Lexi was weak, hungry, and for good measure you could throw in scared, since I was yelling at her. I closed my eyes and shook my head. This was a bad idea. No, a fucking stupid idea. I was spitballing here, but I guess if I’ve learned anything in the last forty-eight hours it’s that life is precious. Maybe I should wipe the tears away with my tie.
You’re a damn fool Prescott. A dog named Lexi? Jay gave you rations for two days. You’ve been at it thirty-six hours and you’re not even to Nashville yet. “
Ok Lexi, in for a penny, in for a pound. Let’s go girl.” I can’t explain it, it’s totally irrational. Maybe I was supposed to find this dog. That’s crazy right?

I put my hands out in a calming gesture and approach the dog. Lexi’s ears are pinned back but I’m not entirely sure she can do anything about it. I slip my hands underneath her, picking her up, and I ease out the through the door I had pinned open with my foot. I carry her down the hallway to the welcome kiosk where I’d left my Coleman grill and the Chef Boyardee ravioli.

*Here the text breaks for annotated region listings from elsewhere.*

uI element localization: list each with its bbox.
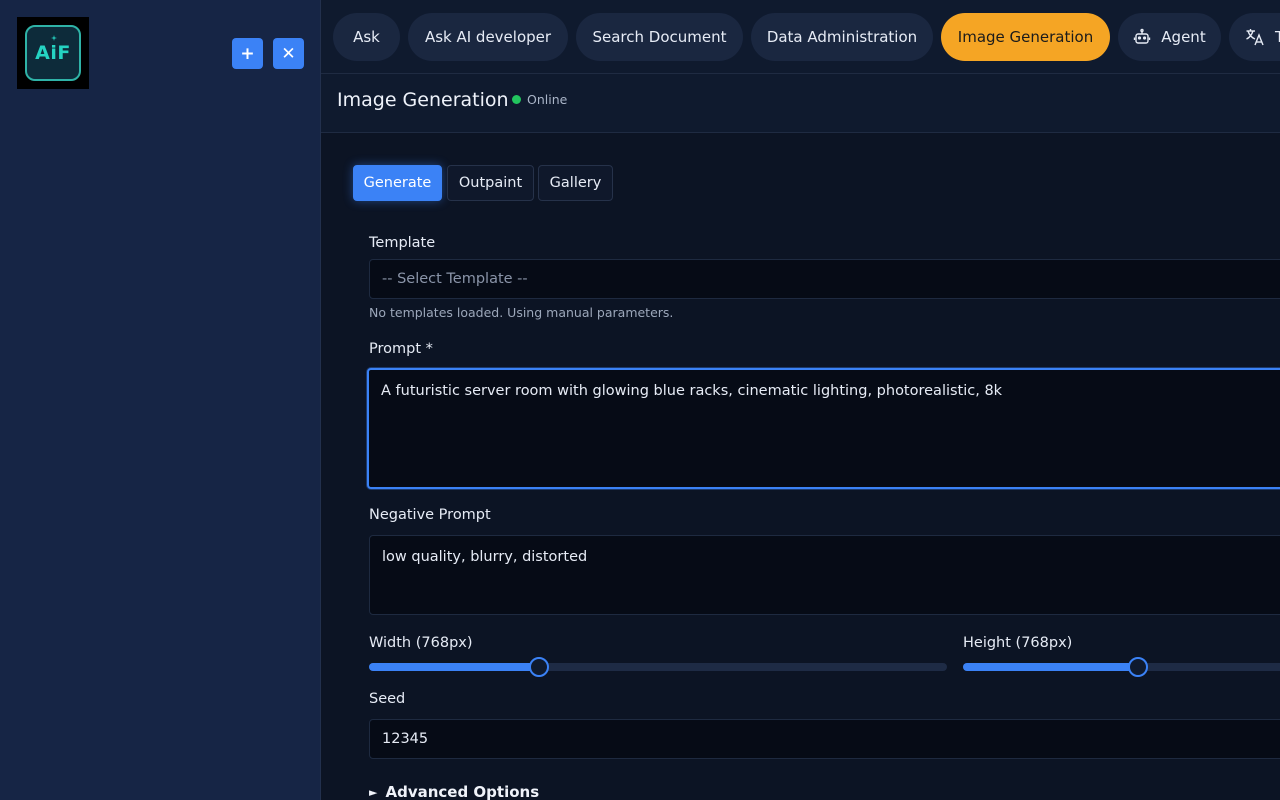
height-slider-fill — [963, 663, 1138, 671]
plus-icon: + — [240, 43, 255, 64]
sparkle-icon — [51, 35, 57, 41]
tab-outpaint-label: Outpaint — [458, 175, 523, 191]
page-title: Image Generation — [337, 89, 509, 111]
width-slider[interactable] — [369, 657, 947, 677]
new-chat-button[interactable]: + — [232, 38, 263, 69]
robot-icon — [1134, 28, 1151, 44]
main-content: Generate Outpaint Gallery Template -- Se… — [321, 133, 1280, 800]
close-icon: ✕ — [281, 43, 296, 64]
tab-generate[interactable]: Generate — [353, 165, 442, 201]
close-sidebar-button[interactable]: ✕ — [273, 38, 304, 69]
sidebar: AiF + ✕ — [0, 0, 321, 800]
nav-ask-ai-developer[interactable]: Ask AI developer — [408, 13, 568, 61]
status-text: Online — [527, 92, 568, 107]
negative-prompt-textarea[interactable] — [369, 535, 1280, 615]
nav-data-administration-label: Data Administration — [766, 28, 918, 46]
top-navigation: Ask Ask AI developer Search Document Dat… — [321, 0, 1280, 74]
height-label: Height (768px) — [963, 635, 1073, 651]
advanced-options-toggle[interactable]: ► Advanced Options — [369, 783, 539, 800]
width-slider-thumb[interactable] — [528, 657, 549, 677]
template-placeholder: -- Select Template -- — [382, 271, 528, 287]
logo-badge: AiF — [25, 25, 81, 81]
tab-gallery[interactable]: Gallery — [538, 165, 613, 201]
prompt-label: Prompt * — [369, 341, 433, 357]
template-select[interactable]: -- Select Template -- — [369, 259, 1280, 299]
page-header: Image Generation Online — [321, 74, 1280, 133]
nav-translate-label: T — [1275, 28, 1280, 46]
negative-prompt-label: Negative Prompt — [369, 507, 491, 523]
nav-agent[interactable]: Agent — [1118, 13, 1221, 61]
template-hint: No templates loaded. Using manual parame… — [369, 305, 674, 320]
tab-gallery-label: Gallery — [549, 175, 602, 191]
seed-label: Seed — [369, 691, 406, 707]
triangle-right-icon: ► — [369, 785, 378, 799]
nav-ask-label: Ask — [353, 28, 380, 46]
nav-ask-ai-developer-label: Ask AI developer — [424, 28, 552, 46]
nav-ask[interactable]: Ask — [333, 13, 400, 61]
template-label: Template — [369, 235, 436, 251]
seed-input[interactable]: 12345 — [369, 719, 1280, 759]
width-slider-fill — [369, 663, 539, 671]
tab-outpaint[interactable]: Outpaint — [447, 165, 534, 201]
tab-generate-label: Generate — [363, 175, 432, 191]
nav-agent-label: Agent — [1161, 28, 1206, 46]
height-slider[interactable] — [963, 657, 1280, 677]
nav-search-document[interactable]: Search Document — [576, 13, 743, 61]
app-logo[interactable]: AiF — [17, 17, 89, 89]
translate-icon — [1246, 29, 1264, 46]
status-badge: Online — [512, 92, 567, 107]
height-slider-thumb[interactable] — [1127, 657, 1148, 677]
seed-value: 12345 — [382, 731, 429, 747]
nav-data-administration[interactable]: Data Administration — [751, 13, 933, 61]
width-label: Width (768px) — [369, 635, 473, 651]
status-dot-icon — [512, 95, 521, 104]
advanced-options-label: Advanced Options — [385, 783, 540, 800]
nav-search-document-label: Search Document — [592, 28, 727, 46]
nav-image-generation[interactable]: Image Generation — [941, 13, 1110, 61]
nav-translate[interactable]: T — [1229, 13, 1280, 61]
logo-text: AiF — [35, 42, 71, 64]
prompt-textarea[interactable] — [367, 368, 1280, 489]
nav-image-generation-label: Image Generation — [957, 28, 1094, 46]
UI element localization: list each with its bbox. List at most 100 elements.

I took only a few minutes to get everything up and running and, a short time later, my new pal Lexi and I were feasting like kings. Except not really. The dog scarfed down what I gave her and desperately wanted more, but I didn’t have much myself and couldn’t share. I was able to boil some water, though, so she had clean water for the first time in who knows when. After we had eaten, if you could call it that, we sauntered into one of the offices and I wedged a chair underneath the knob and intended to sleep. I was behind on my internal schedule, but I had to rest. Balling up the new coat I took from Cory Stalker, I had every intention of getting some serious shut-eye.

Several hours later, I still hadn’t fallen asleep. I was relaxed and feeling tremendously better as far as my body was concerned, however, my mind was swirling. Maybe Jay has the right idea. Since before The Descent, and especially after I had rolled with my two closest friends. Brothers in my eyes. I never had a single reason to distrust Coop or Pollock. They were my support net. They always had my back and me theirs. Coop died. Pollock betrayed me in the worst way. Just two fucking days ago. I still can’t believe all that shit was 48 hours ago.